South Decatur Boulevard has another section of road in Sloan, along with three other north–south roads, Cameron Street, Arville Street, and Hinson Street, off of Sloan Road acting as an access road to the Sierra Ready Mix South Plant. It is a dead-end road without any outlets.

==History==
Decatur Boulevard was named after the city of Decatur, Illinois in the 1930s by Leonard Frechette, who lived on the junction of the street and Vegas Drive. The city was itself named in honor of Stephen Decatur, a naval officer during the early 19th century.

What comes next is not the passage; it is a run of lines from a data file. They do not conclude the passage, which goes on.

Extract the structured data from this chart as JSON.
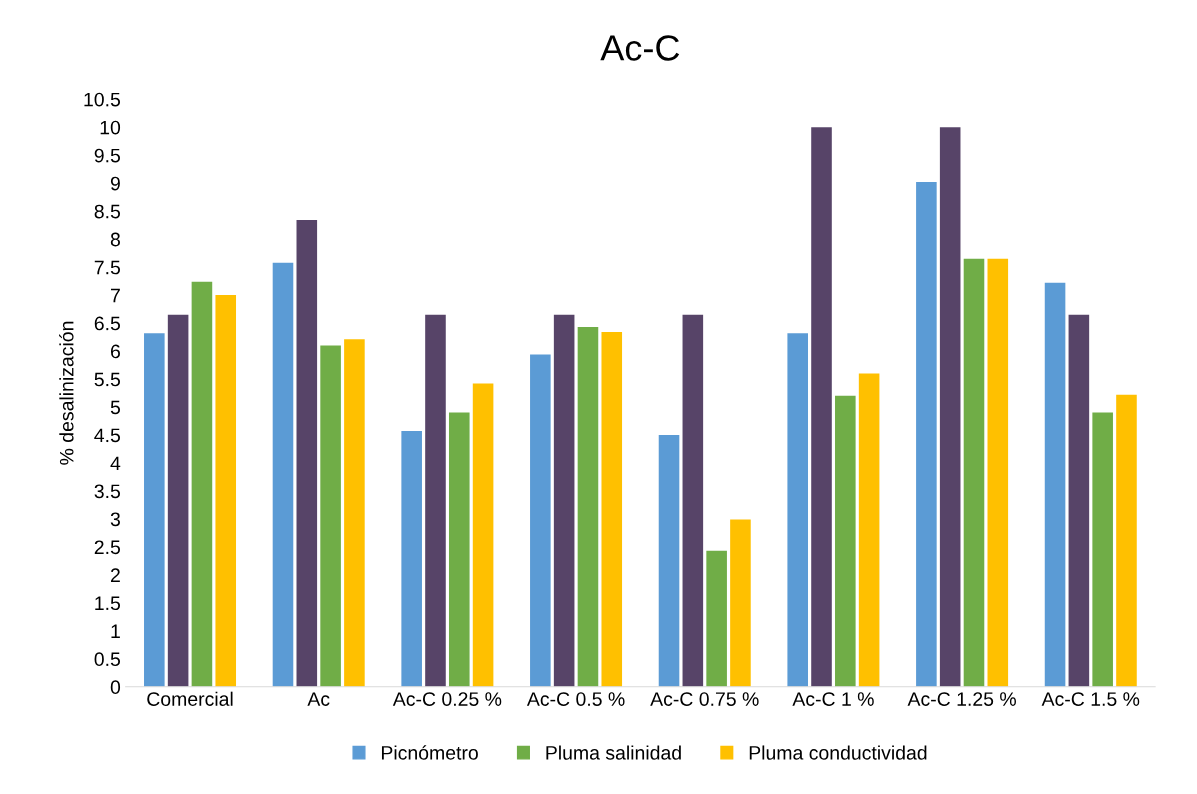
{
  "chart_data": {
    "type": "bar",
    "title": "Ac-C",
    "ylabel": "% desalinización",
    "categories": [
      "Comercial",
      "Ac",
      "Ac-C 0.25 %",
      "Ac-C 0.5 %",
      "Ac-C 0.75 %",
      "Ac-C 1 %",
      "Ac-C 1.25 %",
      "Ac-C 1.5 %"
    ],
    "series": [
      {
        "name": "Picnómetro",
        "color": "#5b9bd5",
        "values": [
          6.32,
          7.58,
          4.57,
          5.94,
          4.5,
          6.32,
          9.02,
          7.22
        ]
      },
      {
        "color": "#574468",
        "values": [
          6.65,
          8.34,
          6.65,
          6.65,
          6.65,
          10.0,
          10.0,
          6.65
        ]
      },
      {
        "name": "Pluma salinidad",
        "color": "#70ad47",
        "values": [
          7.24,
          6.1,
          4.9,
          6.43,
          2.43,
          5.2,
          7.65,
          4.9
        ]
      },
      {
        "name": "Pluma conductividad",
        "color": "#ffc000",
        "values": [
          7.0,
          6.21,
          5.42,
          6.34,
          2.99,
          5.6,
          7.65,
          5.22
        ]
      }
    ],
    "ylim": [
      0,
      10.5
    ],
    "yticks": [
      0,
      0.5,
      1,
      1.5,
      2,
      2.5,
      3,
      3.5,
      4,
      4.5,
      5,
      5.5,
      6,
      6.5,
      7,
      7.5,
      8,
      8.5,
      9,
      9.5,
      10,
      10.5
    ],
    "grid": false,
    "legend": "bottom"
  }
}
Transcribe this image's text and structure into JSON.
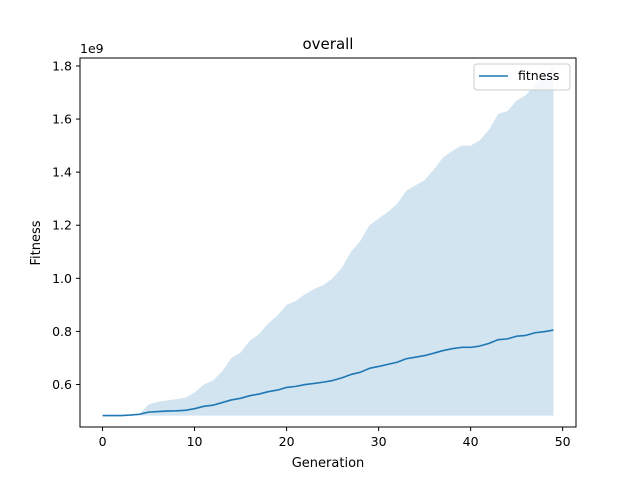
{
  "chart_data": {
    "type": "line",
    "title": "overall",
    "xlabel": "Generation",
    "ylabel": "Fitness",
    "y_offset_label": "1e9",
    "xlim": [
      -2.45,
      51.45
    ],
    "ylim": [
      0.44,
      1.83
    ],
    "x_ticks": [
      0,
      10,
      20,
      30,
      40,
      50
    ],
    "x_tick_labels": [
      "0",
      "10",
      "20",
      "30",
      "40",
      "50"
    ],
    "y_ticks": [
      0.6,
      0.8,
      1.0,
      1.2,
      1.4,
      1.6,
      1.8
    ],
    "y_tick_labels": [
      "0.6",
      "0.8",
      "1.0",
      "1.2",
      "1.4",
      "1.6",
      "1.8"
    ],
    "grid": false,
    "legend_position": "top-right",
    "colors": {
      "line": "#1f77b4",
      "band": "#1f77b4"
    },
    "x": [
      0,
      1,
      2,
      3,
      4,
      5,
      6,
      7,
      8,
      9,
      10,
      11,
      12,
      13,
      14,
      15,
      16,
      17,
      18,
      19,
      20,
      21,
      22,
      23,
      24,
      25,
      26,
      27,
      28,
      29,
      30,
      31,
      32,
      33,
      34,
      35,
      36,
      37,
      38,
      39,
      40,
      41,
      42,
      43,
      44,
      45,
      46,
      47,
      48,
      49
    ],
    "series": [
      {
        "name": "fitness",
        "values": [
          0.483,
          0.483,
          0.483,
          0.485,
          0.488,
          0.496,
          0.498,
          0.5,
          0.501,
          0.503,
          0.509,
          0.518,
          0.522,
          0.532,
          0.542,
          0.548,
          0.558,
          0.564,
          0.573,
          0.579,
          0.589,
          0.593,
          0.6,
          0.604,
          0.609,
          0.615,
          0.625,
          0.638,
          0.646,
          0.661,
          0.668,
          0.676,
          0.684,
          0.697,
          0.703,
          0.709,
          0.718,
          0.728,
          0.735,
          0.74,
          0.74,
          0.745,
          0.755,
          0.769,
          0.772,
          0.782,
          0.785,
          0.795,
          0.799,
          0.805
        ],
        "band_lower": [
          0.483,
          0.483,
          0.483,
          0.483,
          0.483,
          0.483,
          0.483,
          0.483,
          0.483,
          0.483,
          0.483,
          0.483,
          0.483,
          0.483,
          0.483,
          0.483,
          0.483,
          0.483,
          0.483,
          0.483,
          0.483,
          0.483,
          0.483,
          0.483,
          0.483,
          0.483,
          0.483,
          0.483,
          0.483,
          0.483,
          0.483,
          0.483,
          0.483,
          0.483,
          0.483,
          0.483,
          0.483,
          0.483,
          0.483,
          0.483,
          0.483,
          0.483,
          0.483,
          0.483,
          0.483,
          0.483,
          0.483,
          0.483,
          0.483,
          0.483
        ],
        "band_upper": [
          0.483,
          0.483,
          0.483,
          0.485,
          0.488,
          0.525,
          0.535,
          0.54,
          0.545,
          0.55,
          0.57,
          0.6,
          0.615,
          0.65,
          0.7,
          0.72,
          0.765,
          0.79,
          0.83,
          0.86,
          0.9,
          0.915,
          0.94,
          0.96,
          0.975,
          1.0,
          1.04,
          1.1,
          1.14,
          1.2,
          1.225,
          1.25,
          1.28,
          1.33,
          1.35,
          1.37,
          1.41,
          1.455,
          1.48,
          1.5,
          1.5,
          1.52,
          1.56,
          1.62,
          1.63,
          1.67,
          1.69,
          1.73,
          1.76,
          1.8
        ]
      }
    ]
  }
}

A $46 million Clark County construction project that widened much of Decatur Boulevard and introduced a railroad crossing for both Decatur Blvd and Warm Springs Road under the Union Pacific tracks was completed in summer 2010. Sewerage along parts of the route was renewed in spring 2011.

==Major intersections==

| Location | mi | km | Destinations | Notes |
| Enterprise | 0.00 | 0.00 | Southern Highlands Parkway | Continuation beyond southern terminus |
| Cactus Avenue |  |
| 2.40 | 3.86 | SR 160 (Blue Diamond Road) – Pahrump |  |
| 4.70– 4.90 | 7.56– 7.89 | Future I-215 / CC 215 (Bruce Woodbury Beltway) – Henderson | Interchange; CC 215 exit 13 |
| Paradise–Spring Valley line | 7.10 | 11.43 | Tropicana Avenue | Former SR 593 |
| 8.10 | 13.04 | Flamingo Road (SR 592) |  |
| Las Vegas–Spring Valley line | 10.1 | 16.3 | Sahara Avenue | Former SR 589 |
| Las Vegas | 11.1 | 17.9 | Charleston Boulevard | Former SR 159 |
| 12.0– 12.2 | 19.3– 19.6 | I-11 / US 95 (Purple Heart Highway) – Downtown Las Vegas, Tonopah, Reno | Interchange; I-11/US 95 exit 79 |
| Las Vegas–North Las Vegas line | 14.6– 14.9 | 23.5– 24.0 | US 95 Bus. (Rancho Drive, SR 599) |  |
| 15.2 | 24.5 | SR 574 (Cheyenne Avenue) |  |
| 16.7 | 26.9 | SR 573 (Craig Road) |  |
| 19.1– 19.3 | 30.7– 31.1 | Future I-215 / CC 215 (Bruce Woodbury Beltway) | Interchange; CC 215 exit 41 |
| 25.0 | 40.2 | Clark County Shooting Complex | Roundabout; northern terminus |
1.000 mi = 1.609 km; 1.000 km = 0.621 mi

==Public transport==
RTC Transit Route 103 functions on this road.